CSX, the fourth-largest US freight railroad
CSX Corporation (CSX) is the fourth-largest US freight rail system, accounting for 13% of originated railroad traffic. Intermodal accounts for 47% of CSX’s total originated traffic, while 53% comes from commodities.
It’s worth noting that on September 30, 2016, CSX shares reached a 52-week high, closing at $30.60. There’s been a considerable rise in volumes of CSX stock in recent trading sessions. Institutional investors such as Community Bank of Raymore, Cambiar Investors, and Huntington National Bank have recently increased their stake in the company.

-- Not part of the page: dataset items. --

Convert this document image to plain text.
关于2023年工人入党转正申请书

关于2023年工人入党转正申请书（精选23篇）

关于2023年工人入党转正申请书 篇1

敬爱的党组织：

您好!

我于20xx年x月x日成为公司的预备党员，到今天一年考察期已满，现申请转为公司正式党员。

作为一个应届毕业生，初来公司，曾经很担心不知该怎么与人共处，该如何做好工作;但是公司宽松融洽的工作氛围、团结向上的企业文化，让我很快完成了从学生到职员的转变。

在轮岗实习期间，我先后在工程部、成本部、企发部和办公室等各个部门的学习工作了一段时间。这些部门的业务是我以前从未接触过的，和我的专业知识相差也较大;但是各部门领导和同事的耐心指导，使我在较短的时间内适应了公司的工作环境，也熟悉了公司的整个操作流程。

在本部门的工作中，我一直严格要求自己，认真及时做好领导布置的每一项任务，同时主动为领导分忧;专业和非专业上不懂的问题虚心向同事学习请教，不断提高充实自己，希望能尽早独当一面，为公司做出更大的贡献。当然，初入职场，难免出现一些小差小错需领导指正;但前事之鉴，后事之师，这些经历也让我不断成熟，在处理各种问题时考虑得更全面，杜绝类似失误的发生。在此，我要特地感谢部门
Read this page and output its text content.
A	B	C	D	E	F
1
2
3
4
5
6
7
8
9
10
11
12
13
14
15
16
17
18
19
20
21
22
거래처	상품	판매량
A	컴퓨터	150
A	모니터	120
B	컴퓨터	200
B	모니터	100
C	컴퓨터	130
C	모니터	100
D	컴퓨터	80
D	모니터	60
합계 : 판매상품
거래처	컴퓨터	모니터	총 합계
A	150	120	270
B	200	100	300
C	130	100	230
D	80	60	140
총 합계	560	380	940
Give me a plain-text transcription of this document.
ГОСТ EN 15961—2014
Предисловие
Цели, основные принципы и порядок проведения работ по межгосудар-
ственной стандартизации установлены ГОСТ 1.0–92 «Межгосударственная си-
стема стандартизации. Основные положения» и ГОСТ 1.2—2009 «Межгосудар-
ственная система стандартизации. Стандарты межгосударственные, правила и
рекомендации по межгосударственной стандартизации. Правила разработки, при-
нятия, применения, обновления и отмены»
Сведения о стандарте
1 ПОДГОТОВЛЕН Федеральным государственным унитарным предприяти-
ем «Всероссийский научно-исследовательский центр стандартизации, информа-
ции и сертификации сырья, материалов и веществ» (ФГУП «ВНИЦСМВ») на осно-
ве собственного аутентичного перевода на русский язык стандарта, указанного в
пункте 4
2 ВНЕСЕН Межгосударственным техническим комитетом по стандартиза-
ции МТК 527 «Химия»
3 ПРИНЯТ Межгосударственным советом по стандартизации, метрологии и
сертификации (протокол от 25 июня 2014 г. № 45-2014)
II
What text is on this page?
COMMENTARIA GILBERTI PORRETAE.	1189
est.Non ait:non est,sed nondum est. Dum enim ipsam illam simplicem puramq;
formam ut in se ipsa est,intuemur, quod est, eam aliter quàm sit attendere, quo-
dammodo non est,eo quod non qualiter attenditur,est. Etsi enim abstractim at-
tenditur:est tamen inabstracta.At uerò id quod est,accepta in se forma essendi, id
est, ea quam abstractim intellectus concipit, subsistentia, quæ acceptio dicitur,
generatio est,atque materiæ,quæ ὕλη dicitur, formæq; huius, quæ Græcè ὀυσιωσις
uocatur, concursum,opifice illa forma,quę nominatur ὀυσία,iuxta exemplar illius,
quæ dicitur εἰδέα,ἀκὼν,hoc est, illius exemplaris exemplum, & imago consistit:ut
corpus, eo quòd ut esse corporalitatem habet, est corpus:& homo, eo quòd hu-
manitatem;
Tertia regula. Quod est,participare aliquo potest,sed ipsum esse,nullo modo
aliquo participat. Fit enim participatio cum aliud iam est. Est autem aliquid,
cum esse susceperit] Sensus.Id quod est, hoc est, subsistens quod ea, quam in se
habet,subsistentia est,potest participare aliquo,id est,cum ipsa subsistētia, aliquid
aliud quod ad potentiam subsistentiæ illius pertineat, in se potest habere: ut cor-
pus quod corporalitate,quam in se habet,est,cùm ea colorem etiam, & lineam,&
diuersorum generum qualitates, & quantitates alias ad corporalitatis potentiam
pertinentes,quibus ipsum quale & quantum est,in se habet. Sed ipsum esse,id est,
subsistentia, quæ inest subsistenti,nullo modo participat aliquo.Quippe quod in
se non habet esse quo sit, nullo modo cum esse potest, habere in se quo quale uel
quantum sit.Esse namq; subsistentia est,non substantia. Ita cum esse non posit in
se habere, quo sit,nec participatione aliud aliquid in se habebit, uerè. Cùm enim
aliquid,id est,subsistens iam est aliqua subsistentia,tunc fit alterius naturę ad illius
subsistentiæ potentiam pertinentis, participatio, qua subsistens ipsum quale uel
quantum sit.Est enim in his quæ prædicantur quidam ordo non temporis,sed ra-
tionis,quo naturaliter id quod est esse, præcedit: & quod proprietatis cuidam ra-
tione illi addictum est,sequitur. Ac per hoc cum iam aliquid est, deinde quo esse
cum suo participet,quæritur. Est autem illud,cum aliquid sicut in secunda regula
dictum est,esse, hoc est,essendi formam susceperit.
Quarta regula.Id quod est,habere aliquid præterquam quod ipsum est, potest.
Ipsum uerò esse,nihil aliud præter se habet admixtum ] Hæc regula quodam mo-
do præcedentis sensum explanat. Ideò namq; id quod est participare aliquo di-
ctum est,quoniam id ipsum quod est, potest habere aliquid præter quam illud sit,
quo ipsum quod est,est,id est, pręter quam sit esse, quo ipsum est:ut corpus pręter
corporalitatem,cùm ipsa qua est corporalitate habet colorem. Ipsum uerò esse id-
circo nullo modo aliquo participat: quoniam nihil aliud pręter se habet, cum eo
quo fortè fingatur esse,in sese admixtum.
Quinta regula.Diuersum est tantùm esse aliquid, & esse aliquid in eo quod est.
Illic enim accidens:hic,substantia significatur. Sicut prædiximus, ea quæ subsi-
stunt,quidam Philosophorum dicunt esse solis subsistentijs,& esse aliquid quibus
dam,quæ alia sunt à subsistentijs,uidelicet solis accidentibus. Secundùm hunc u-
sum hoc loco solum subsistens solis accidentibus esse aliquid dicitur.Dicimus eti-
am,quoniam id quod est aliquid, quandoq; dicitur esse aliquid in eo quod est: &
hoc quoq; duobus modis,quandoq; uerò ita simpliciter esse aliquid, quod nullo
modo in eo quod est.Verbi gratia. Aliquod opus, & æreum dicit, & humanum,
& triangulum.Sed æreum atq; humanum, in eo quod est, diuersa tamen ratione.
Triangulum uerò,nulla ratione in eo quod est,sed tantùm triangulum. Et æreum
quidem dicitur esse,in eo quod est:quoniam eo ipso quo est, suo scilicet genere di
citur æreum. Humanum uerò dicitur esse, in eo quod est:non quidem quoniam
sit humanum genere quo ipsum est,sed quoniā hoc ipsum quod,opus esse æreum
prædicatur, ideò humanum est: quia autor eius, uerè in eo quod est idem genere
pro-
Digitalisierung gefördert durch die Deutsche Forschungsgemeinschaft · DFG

Forward price-to-earnings multiple
A forward PE (price-to-earnings) multiple represents the dollars payable today for every dollar of next year’s earnings per share. Historically, CSX’s valuation has been lower than its peers such as Norfolk Southern (NSC), Union Pacific (UNP), Kansas City Southern (KSU), Canadian National Railway (CNI), Canadian Pacific (CP), and Genesee & Wyoming (GWR).
CSX’s current forward PE multiple is 16.2x. The peer group’s forward PE multiple is 17.6x. This translates to a discount of 8%. Even against the S&P 500’s forward PE of 18.5x, CSX trades at a discount of 12.5%.
All the major railroads in the United States make up 6.5% of the portfolio holdings of the First Trust Industrials/Producer Durables AlphaDEX ETF (FXR).
Why is CSX’s valuation premium low?
Presently, CSX is a US Class I railroad that’s highly exposed to coal. The company ranks second, next to BNSF Railway (BRK-B), in terms of its share of coal revenues to total revenues. With coal’s 20% share in total freight revenues, CSX remains among the most levered rails to coal against the average share of 17% for other Class I railroads.
The growing use of natural gas as a substitute for coal will dampen the coal business going forward. However, the EIA (U.S. Energy Information Administration) expects the natural gas share of electricity generation in 2017 to fall to 33.3%. The coal share of generation is expected to rise to 31.0%.
On the other hand, lower oil prices are proving to be beneficial to truckload companies. This, in turn, is reducing intermodal business prospects in the medium to long haul lanes. CSX’s intermodal volumes have been falling in the mid-single digits in recent weeks. Even if intermodal grows, CSX’s margins are much less compared to other commodity merchandise margins.
Stock buybacks and savings from efficiency booster programs should result in CSX stock rising in the coming quarters.